Morocco is still abusing sub-Saharan migrants, especially those trying to enter the Spanish enclaves on its coast, despite announcing a more humanitarian immigration policy last year, Human Rights Watch said Monday in a new report.

Migrants seeking to enter the Spanish enclave of Melilla on Morocco's coast told the rights group they were beaten by both Moroccan and Spanish forces.

Morocco is a major transit point for immigrants from all over sub-Saharan African seeking either to cross the Mediterranean or enter the Spanish enclaves of Ceuta and Melilla, which are perched on the Moroccan coast. There are an estimated 25,000 sub-Saharan Africans living illegally in Morocco, most hoping to immigrate to Europe.

Hundreds of migrants often storm the security fences at Ceuta and Melilla to force their way in and have to be stopped by border guards. The bodies of seven migrants were recovered last week off the coast of Ceuta after another such attempt.

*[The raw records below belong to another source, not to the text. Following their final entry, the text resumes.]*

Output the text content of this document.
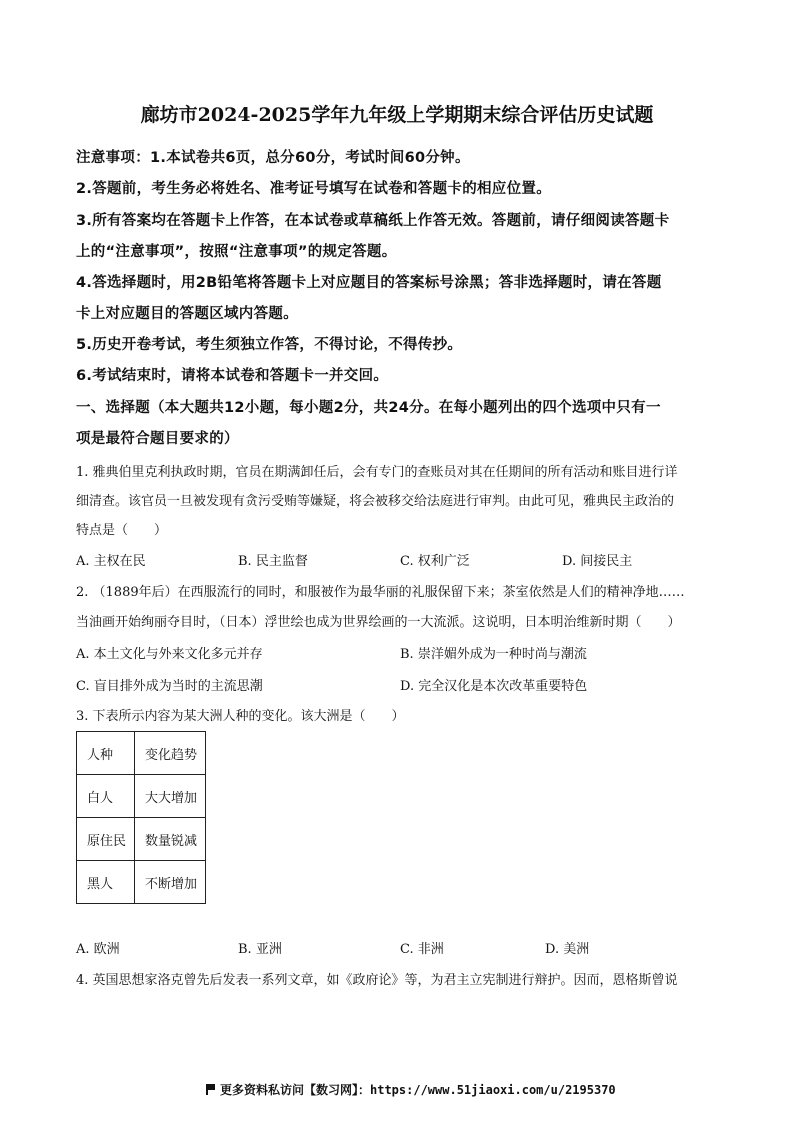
廊坊市2024-2025学年九年级上学期期末综合评估历史试题
注意事项：1.本试卷共6页，总分60分，考试时间60分钟。
2.答题前，考生务必将姓名、准考证号填写在试卷和答题卡的相应位置。
3.所有答案均在答题卡上作答，在本试卷或草稿纸上作答无效。答题前，请仔细阅读答题卡
上的“注意事项”，按照“注意事项”的规定答题。
4.答选择题时，用2B铅笔将答题卡上对应题目的答案标号涂黑；答非选择题时，请在答题
卡上对应题目的答题区域内答题。
5.历史开卷考试，考生须独立作答，不得讨论，不得传抄。
6.考试结束时，请将本试卷和答题卡一并交回。
一、选择题（本大题共12小题，每小题2分，共24分。在每小题列出的四个选项中只有一
项是最符合题目要求的）
1. 雅典伯里克利执政时期，官员在期满卸任后，会有专门的查账员对其在任期间的所有活动和账目进行详
细清查。该官员一旦被发现有贪污受贿等嫌疑，将会被移交给法庭进行审判。由此可见，雅典民主政治的
特点是（　　）
A. 主权在民	B. 民主监督	C. 权利广泛	D. 间接民主
2. （1889年后）在西服流行的同时，和服被作为最华丽的礼服保留下来；茶室依然是人们的精神净地……
当油画开始绚丽夺目时，（日本）浮世绘也成为世界绘画的一大流派。这说明，日本明治维新时期（　　）
A. 本土文化与外来文化多元并存	B. 崇洋媚外成为一种时尚与潮流
C. 盲目排外成为当时的主流思潮	D. 完全汉化是本次改革重要特色
3. 下表所示内容为某大洲人种的变化。该大洲是（　　）
人种	变化趋势
白人	大大增加
原住民	数量锐减
黑人	不断增加
A. 欧洲	B. 亚洲	C. 非洲	D. 美洲
4. 英国思想家洛克曾先后发表一系列文章，如《政府论》等，为君主立宪制进行辩护。因而，恩格斯曾说
更多资料私访问【数习网】：https://www.51jiaoxi.com/u/2195370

The report said Moroccan forces often severely beat the immigrants they catch and steal their money and belongings.

The rights group did note that the Moroccan policy of expelling migrants into the desert along the closed Algerian-Moroccan border appears to have ceased. Instead many of the migrants are often bused down to Rabat and deposited there.

Morocco announced a new immigration policy in September involving greater respect for human rights and including the rare option of residency for some migrants.